Il Papa ai seminaristi: nelle carceri dello sconforto esistenziale
La sesta opera di misericordia (visitare i carcerati) viene ricordata dal Papa ai seminaristi spagnoli ricevuti in udienza nella Sala del Concistoro il 16 novembre
di Lorena Leonardi – Città del Vaticano
“Scendere nelle carceri”, non solo quelle governative, “per offrire a quanti vi sono reclusi l’olio della consolazione e il vino della speranza”, ma anche in tutte “quelle prigioni che rinchiudono uomini e donne della nostra società: le ideologie, le morali, quelle che creano lo sfruttamento, lo sconforto, l’ignoranza e la dimenticanza di Dio”.
Questo l’invito che Papa Francesco rivolge ai seminaristi delle diocesi spagnole di Pamplona y Tudela, San Sebastián e dal Redemptoris Mater, ricevuti in udienza oggi, 16 novembre, nella Sala del Concistoro.
Accogliendo i circa 40 giovani futuri preti provenienti dalla penisola iberica, Francesco parla in spagnolo: “Il vostro arcivescovo teneva molto a questa udienza e mi diceva che voi contavate sull’affetto che ho per le carceri, di modo che vi concedessi anche questa udienza”.
Il seminario “non è una prigione”, scherza, ma un luogo dove imparare che un sacerdote è “un uomo che vuole redimere”, un “redentore di prigionieri” perché “non può essere altro che un’immagine viva di Gesù, un Redentore con la R maiuscola”.
Andare nelle carceri è una priorità
Più volte Bergoglio auspica un “ritorno alle carceri; per favore andate nelle carceri, andate, impegnatevi. Da quando sono vescovo, il giovedì santo, la lavanda dei piedi la faccio in un carcere. Sono quelli che più hanno bisogno che laviamo loro i piedi”. E lascia spazio a un ricordo.
In occasione di una lavanda dei piedi, li lavavo a una donna, era un carcere femminile quello, e quando stavo per passare all’altra, mi ha afferrato la mano, si è avvicinata al mio orecchio e mi ha detto: “Padre, ho ucciso mio figlio”. I drammi interiori nella coscienza di quanti vivono in un carcere. Quando sarete sacerdoti, andate nelle carceri, è una priorità. E tutti noi possiamo dire quello che io sento: perché loro e non io?
Riferendosi alle prigioni non solo fisiche ma soprattutto mentali, emotive e spirituali nelle quali ci si può trovare condannati, il Papa ripete che si riceve l’unzione sacerdotale proprio “per liberare prigionieri, quanti sono incatenati, senza rendersene conto, da tante cose, dalla cultura, dalla società, dai vizi, dai peccati nascosti”.
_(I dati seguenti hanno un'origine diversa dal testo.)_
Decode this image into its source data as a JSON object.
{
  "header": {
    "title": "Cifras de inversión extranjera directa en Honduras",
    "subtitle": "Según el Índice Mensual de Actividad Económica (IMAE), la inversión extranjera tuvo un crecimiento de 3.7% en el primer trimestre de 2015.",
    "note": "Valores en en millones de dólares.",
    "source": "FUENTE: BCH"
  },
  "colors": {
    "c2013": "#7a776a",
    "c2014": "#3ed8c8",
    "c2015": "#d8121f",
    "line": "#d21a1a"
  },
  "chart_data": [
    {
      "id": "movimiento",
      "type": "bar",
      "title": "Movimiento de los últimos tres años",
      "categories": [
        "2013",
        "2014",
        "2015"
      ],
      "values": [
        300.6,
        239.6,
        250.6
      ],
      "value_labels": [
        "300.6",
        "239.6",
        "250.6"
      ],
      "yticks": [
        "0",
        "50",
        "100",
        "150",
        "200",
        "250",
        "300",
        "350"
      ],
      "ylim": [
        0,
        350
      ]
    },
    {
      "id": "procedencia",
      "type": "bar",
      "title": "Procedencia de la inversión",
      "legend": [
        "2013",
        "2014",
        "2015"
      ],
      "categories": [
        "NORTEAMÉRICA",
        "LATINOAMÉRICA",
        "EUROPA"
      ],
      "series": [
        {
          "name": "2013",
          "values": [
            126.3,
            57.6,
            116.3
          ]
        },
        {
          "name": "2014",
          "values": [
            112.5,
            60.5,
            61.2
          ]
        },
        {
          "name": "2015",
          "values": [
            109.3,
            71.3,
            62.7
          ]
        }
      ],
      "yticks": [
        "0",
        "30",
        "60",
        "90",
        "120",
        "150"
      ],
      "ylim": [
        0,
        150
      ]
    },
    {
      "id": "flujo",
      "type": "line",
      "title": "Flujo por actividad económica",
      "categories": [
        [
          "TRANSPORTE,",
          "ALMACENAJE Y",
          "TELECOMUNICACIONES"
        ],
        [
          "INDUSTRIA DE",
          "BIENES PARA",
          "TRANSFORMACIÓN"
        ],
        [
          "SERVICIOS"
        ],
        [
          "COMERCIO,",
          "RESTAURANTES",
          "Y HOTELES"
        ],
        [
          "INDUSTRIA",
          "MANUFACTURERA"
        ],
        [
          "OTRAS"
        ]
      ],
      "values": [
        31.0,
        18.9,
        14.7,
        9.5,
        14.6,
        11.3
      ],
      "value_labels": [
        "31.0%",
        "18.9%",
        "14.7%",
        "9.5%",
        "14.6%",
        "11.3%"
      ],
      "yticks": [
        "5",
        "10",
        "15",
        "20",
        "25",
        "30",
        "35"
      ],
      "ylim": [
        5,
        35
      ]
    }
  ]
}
Docili allo spirito e liberi dalle zavorre
Francesco richiama poi il Vangelo di Luca, la meditazione per la preparazione dei futuri sacerdoti, che “incoraggia a non aver paura di affrontare la tentazione di un ministero idolatrico dove siamo noi al centro, cercando il potere materiale o l’applauso” e invita alla “docilità allo Spirito”, a “fare il deserto per incontrare Dio”, a “svuotarci di tante cose che portiamo come zavorre”.
Ancora, come Gesù quando va a Nazaret, “consapevole che agli occhi del mondo non era altro che il figlio di Giuseppe, uno come noi”, il Papa sollecita a non dimenticare mai queste radici, di essere “figli del Popolo”.
Nel nostro apostolato non possiamo fare distinzioni tra persone, tanto più se sono stranieri o addirittura nemici, perché agli occhi di Dio siamo tutti figli. Quando guardiamo al fratello, riconosciamo in lui la disposizione a ricevere la grazia che il Signore gli offre.
Instancabili portatori di misericordia
Dal Papa ancora un’altra sottolineatura da un brano evangelico, laddove il Signore si addolora per la durezza del cuore dei suoi contemporanei che non comprendono la sollecitudine di Gesù nel liberare una donna tenuta legata da uno spirito maligno per molti anni: “Voi – ammonisce i seminaristi – siate sempre pronti a benedire, a liberare”.
Infine, l’esortazione a essere “coraggiosi, disinteressati e instancabili” nel portare la misericordia di Dio.